Hi, I had a question about loan assumptions. After reading through a lot of threads on BP, it seems as the general consensus is that most financial institutions will exercise alienation clause when they find out that the property has been taken over subject to, and that most lenders will not entertain an attempt to do a loan assumption. The general idea behind not wanting to do assumptions is that the lender benefits from starting a NEW loan with a fresh amortization schedule.

However, if you are a lender and one of your mortgagors / trustors is about to default, wouldn't it make sense to let them do an assumption?

From what I understand, most lenders are not in a business of foreclosing properties. It takes a long time, it costs money, and it hinders their ability to originate more loans – thus collecting those sweet sweet origination fees before passing the note to secondary markets.
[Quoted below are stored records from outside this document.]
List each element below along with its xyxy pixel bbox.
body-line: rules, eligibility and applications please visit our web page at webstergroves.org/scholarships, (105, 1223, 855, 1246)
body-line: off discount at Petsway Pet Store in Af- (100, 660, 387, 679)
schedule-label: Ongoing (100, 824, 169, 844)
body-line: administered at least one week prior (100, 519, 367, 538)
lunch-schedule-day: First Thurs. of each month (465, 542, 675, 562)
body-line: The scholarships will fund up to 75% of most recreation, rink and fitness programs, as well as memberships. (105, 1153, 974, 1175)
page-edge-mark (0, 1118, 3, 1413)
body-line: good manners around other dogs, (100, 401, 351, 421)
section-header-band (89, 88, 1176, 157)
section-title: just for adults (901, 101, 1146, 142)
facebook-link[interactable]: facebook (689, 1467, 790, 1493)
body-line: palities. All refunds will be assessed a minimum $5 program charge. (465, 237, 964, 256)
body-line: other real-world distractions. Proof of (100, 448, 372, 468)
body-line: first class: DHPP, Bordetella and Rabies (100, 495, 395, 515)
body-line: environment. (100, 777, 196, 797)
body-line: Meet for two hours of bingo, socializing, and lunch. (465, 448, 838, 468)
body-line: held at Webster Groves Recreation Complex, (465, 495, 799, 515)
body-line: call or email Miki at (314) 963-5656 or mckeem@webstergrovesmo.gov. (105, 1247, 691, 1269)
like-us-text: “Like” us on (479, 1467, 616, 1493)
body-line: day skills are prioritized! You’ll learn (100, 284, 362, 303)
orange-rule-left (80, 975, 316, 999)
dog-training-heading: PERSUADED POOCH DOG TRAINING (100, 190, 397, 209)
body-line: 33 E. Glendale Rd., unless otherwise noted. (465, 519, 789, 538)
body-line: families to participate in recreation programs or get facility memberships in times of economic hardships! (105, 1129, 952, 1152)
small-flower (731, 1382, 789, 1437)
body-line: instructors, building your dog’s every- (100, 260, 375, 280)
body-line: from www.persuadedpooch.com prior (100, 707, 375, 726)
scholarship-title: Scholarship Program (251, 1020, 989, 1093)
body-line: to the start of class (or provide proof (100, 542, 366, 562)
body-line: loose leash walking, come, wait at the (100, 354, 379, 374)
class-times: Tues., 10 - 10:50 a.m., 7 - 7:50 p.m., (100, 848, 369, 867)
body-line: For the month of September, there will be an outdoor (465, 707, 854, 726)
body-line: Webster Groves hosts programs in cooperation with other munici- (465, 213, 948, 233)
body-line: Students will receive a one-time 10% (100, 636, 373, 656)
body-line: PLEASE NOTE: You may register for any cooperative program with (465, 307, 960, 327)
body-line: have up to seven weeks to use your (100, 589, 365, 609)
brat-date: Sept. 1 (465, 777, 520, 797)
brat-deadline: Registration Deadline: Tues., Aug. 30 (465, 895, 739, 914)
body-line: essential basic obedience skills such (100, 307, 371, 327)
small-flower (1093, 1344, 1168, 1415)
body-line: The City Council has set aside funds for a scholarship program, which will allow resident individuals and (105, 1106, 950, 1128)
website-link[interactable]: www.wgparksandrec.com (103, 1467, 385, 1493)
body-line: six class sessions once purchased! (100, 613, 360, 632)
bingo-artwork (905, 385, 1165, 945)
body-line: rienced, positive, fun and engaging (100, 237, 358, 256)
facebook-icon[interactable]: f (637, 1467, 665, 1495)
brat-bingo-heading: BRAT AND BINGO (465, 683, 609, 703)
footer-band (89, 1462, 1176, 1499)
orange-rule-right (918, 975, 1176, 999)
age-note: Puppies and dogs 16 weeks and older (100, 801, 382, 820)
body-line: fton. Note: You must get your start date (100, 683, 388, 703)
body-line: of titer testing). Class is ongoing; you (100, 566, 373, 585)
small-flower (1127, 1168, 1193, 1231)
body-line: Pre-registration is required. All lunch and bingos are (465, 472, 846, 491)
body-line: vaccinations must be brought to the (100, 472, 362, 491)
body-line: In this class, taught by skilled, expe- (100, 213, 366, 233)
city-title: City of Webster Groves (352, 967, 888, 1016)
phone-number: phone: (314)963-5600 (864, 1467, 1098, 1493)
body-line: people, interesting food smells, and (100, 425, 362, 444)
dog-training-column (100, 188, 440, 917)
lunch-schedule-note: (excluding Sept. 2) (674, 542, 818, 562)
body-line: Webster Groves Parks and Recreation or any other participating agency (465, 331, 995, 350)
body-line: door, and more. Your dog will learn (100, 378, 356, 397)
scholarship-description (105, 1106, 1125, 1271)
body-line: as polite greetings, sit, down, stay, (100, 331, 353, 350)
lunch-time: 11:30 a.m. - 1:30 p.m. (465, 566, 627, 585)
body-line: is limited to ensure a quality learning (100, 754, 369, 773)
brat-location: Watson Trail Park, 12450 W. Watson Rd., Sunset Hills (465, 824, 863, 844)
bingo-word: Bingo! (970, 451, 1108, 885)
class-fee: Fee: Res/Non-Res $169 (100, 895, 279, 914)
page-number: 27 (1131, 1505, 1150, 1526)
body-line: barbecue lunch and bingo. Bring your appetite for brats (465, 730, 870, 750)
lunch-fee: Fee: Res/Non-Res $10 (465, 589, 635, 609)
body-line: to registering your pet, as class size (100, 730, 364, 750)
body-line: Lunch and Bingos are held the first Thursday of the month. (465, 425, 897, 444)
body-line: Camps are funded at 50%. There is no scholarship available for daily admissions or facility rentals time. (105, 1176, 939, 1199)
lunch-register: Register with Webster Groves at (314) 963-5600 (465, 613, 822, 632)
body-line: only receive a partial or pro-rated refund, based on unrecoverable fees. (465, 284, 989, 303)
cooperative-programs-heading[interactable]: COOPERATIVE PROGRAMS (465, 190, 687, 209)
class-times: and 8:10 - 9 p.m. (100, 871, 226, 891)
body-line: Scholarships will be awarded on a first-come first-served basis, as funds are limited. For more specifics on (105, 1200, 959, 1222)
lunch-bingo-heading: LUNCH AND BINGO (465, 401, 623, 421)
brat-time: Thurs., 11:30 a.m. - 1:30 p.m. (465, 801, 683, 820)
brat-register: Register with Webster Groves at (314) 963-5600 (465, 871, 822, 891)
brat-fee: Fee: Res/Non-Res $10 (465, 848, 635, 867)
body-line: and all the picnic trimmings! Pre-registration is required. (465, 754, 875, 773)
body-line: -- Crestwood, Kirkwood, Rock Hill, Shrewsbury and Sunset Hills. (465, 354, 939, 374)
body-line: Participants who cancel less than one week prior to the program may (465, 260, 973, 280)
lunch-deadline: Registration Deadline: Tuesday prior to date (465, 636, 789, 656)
Now lets take a look at it from an investor’s and seller’s point of view.

Seller who has a small amount of equity, will walk away with nothing after foreclosure sale, so they would much rather walk away with noting AND no foreclosure.

An investor is gaining that small amount of equity that the seller had. (Only if the numbers make sense for the investor ofcourse)

The lender doesn’t have to foreclose.

It seems to me that assumptions can be beneficial to everybody in certain situations.

Am I missing a point? Am I not taking something into account? I would love to get feedback from some lenders / experienced investors.